2. When such prosecutions are commenced by a public officer whose duty it is to institute the same, and the defendant is acquitted, the county shall pay the costs; if he is convicted, and unable to pay the costs, the county shall pay all the costs, except such as were incurred on the part of the defendant.]

 

[550.070. If a person, charged with a felony, shall be discharged by the officer taking his examination, the costs shall be paid by the prosecutor or person on whose oath the prosecution was instituted, and the officer taking such examination shall enter judgment against such person for the same, and issue execution therefor immediately; and in no such case shall the state or county pay the costs.]

 

[550.080. If, upon the trial of any indictment or information, the defendant shall be acquitted or discharged, and the prosecutor or prosecuting witness shall be liable to pay the costs according to law, judgment shall be rendered against such prosecutor for the costs in the case, and in no such case shall the same be paid by either the county or state.]

 

[550.090. When the proceedings are prosecuted before any associate circuit judge, at the instance of the injured party, for the disturbance of the peace of a person, or for libel or slander, or for any trespass against the person or property of another, not amounting to a felony, except for petit larceny, the name of such injured party shall be entered by the associate circuit judge on his record as a prosecutor; and if the defendant shall be discharged or acquitted, such prosecutor shall be adjudged to pay the costs not otherwise adjudged; and in every other case of acquittal, if the associate circuit judge or jury trying the case shall state in the finding that the prosecution was malicious or without probable cause, the associate circuit judge shall enter judgment for costs against the prosecution or party at whose instance the information was filed, and shall issue execution therefor; but in no case shall the prosecuting attorney be liable for costs. In other cases of discharge or acquittal the costs shall be paid by the county, except when the prosecution is commenced by complaint and the prosecuting attorney declines to file information thereon, in which case the proceedings shall be dismissed at the cost of the party filing the complaint.]

 

[577.029. A licensed physician, registered nurse, or trained medical technician at the place of his employment, acting at the request and direction of the law enforcement officer, shall withdraw blood for the purpose of determining the alcohol content of the blood, unless such medical personnel, in his good faith medical judgment, believes such procedure would endanger the life or health of the person in custody. Blood may be withdrawn only by such medical personnel, but such restriction shall not apply to the taking of a breath test, a saliva specimen, or a urine specimen. In withdrawing blood for the purpose of determining the alcohol content thereof, only a previously unused and sterile needle and sterile vessel shall be utilized and the withdrawal shall otherwise be in strict accord with accepted medical practices. Upon the request of the person who is tested, full information concerning the test taken at the direction of the law enforcement officer shall be made available to him.]
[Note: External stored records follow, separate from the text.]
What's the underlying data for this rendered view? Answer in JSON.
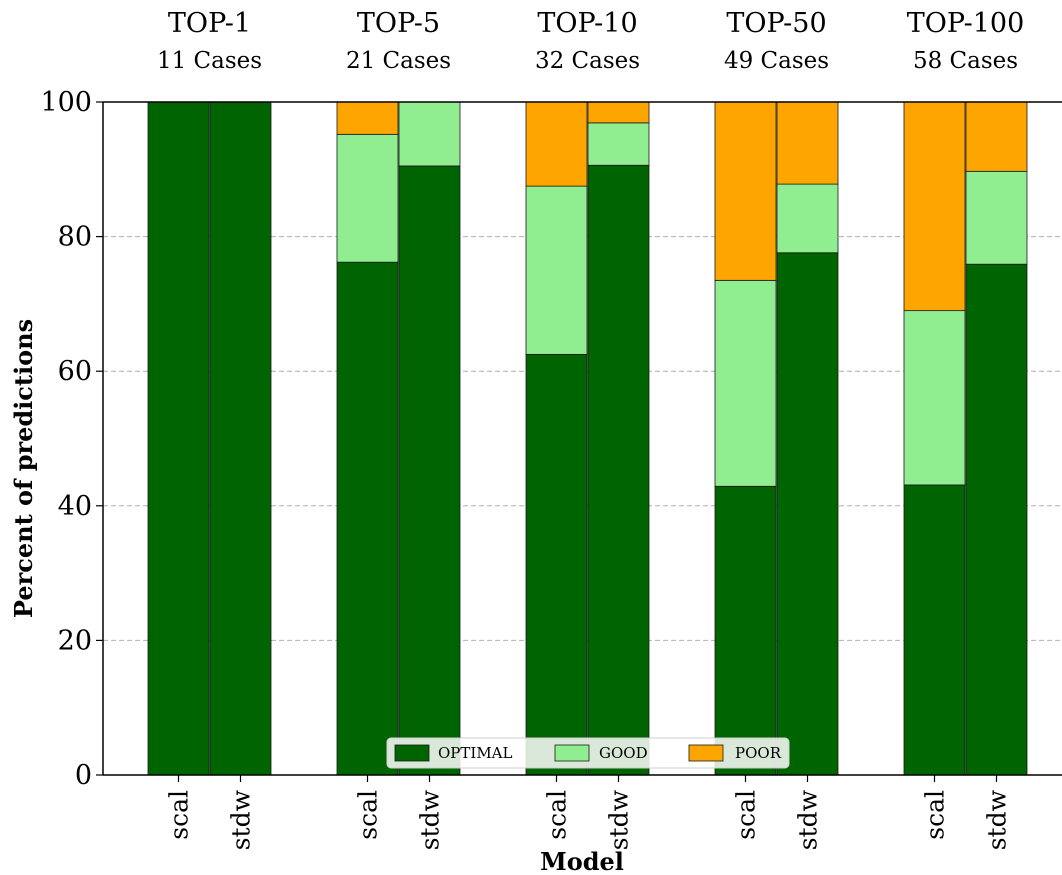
{
  "chart_data": {
    "type": "bar",
    "stacked": true,
    "xlabel": "Model",
    "ylabel": "Percent of predictions",
    "ylim": [
      0,
      100
    ],
    "yticks": [
      0,
      20,
      40,
      60,
      80,
      100
    ],
    "grid": "y-dashed",
    "legend_position": "bottom-center",
    "legend": [
      {
        "name": "OPTIMAL",
        "color": "#006400"
      },
      {
        "name": "GOOD",
        "color": "#90EE90"
      },
      {
        "name": "POOR",
        "color": "#FFA500"
      }
    ],
    "groups": [
      {
        "title": "TOP-1",
        "subtitle": "11 Cases",
        "bars": [
          {
            "label": "scal",
            "OPTIMAL": 100,
            "GOOD": 0,
            "POOR": 0
          },
          {
            "label": "stdw",
            "OPTIMAL": 100,
            "GOOD": 0,
            "POOR": 0
          }
        ]
      },
      {
        "title": "TOP-5",
        "subtitle": "21 Cases",
        "bars": [
          {
            "label": "scal",
            "OPTIMAL": 76.2,
            "GOOD": 19.0,
            "POOR": 4.8
          },
          {
            "label": "stdw",
            "OPTIMAL": 90.5,
            "GOOD": 9.5,
            "POOR": 0
          }
        ]
      },
      {
        "title": "TOP-10",
        "subtitle": "32 Cases",
        "bars": [
          {
            "label": "scal",
            "OPTIMAL": 62.5,
            "GOOD": 25.0,
            "POOR": 12.5
          },
          {
            "label": "stdw",
            "OPTIMAL": 90.6,
            "GOOD": 6.3,
            "POOR": 3.1
          }
        ]
      },
      {
        "title": "TOP-50",
        "subtitle": "49 Cases",
        "bars": [
          {
            "label": "scal",
            "OPTIMAL": 42.9,
            "GOOD": 30.6,
            "POOR": 26.5
          },
          {
            "label": "stdw",
            "OPTIMAL": 77.6,
            "GOOD": 10.2,
            "POOR": 12.2
          }
        ]
      },
      {
        "title": "TOP-100",
        "subtitle": "58 Cases",
        "bars": [
          {
            "label": "scal",
            "OPTIMAL": 43.1,
            "GOOD": 25.9,
            "POOR": 31.0
          },
          {
            "label": "stdw",
            "OPTIMAL": 75.9,
            "GOOD": 13.8,
            "POOR": 10.3
          }
        ]
      }
    ]
  }
}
            Section B. Because immediate action is necessary to ensure for the safe operation of motor vehicles on Missouri's highways, the repeal and reenactment of sections 577.023 and 577.029 of this act is deemed necessary for the immediate preservation of the public health, welfare, peace and safety, and is hereby declared to be an emergency act within the meaning of the constitution, and the repeal and reenactment of sections 577.023 and 577.029 of this act shall be in full force and effect upon its passage and approval.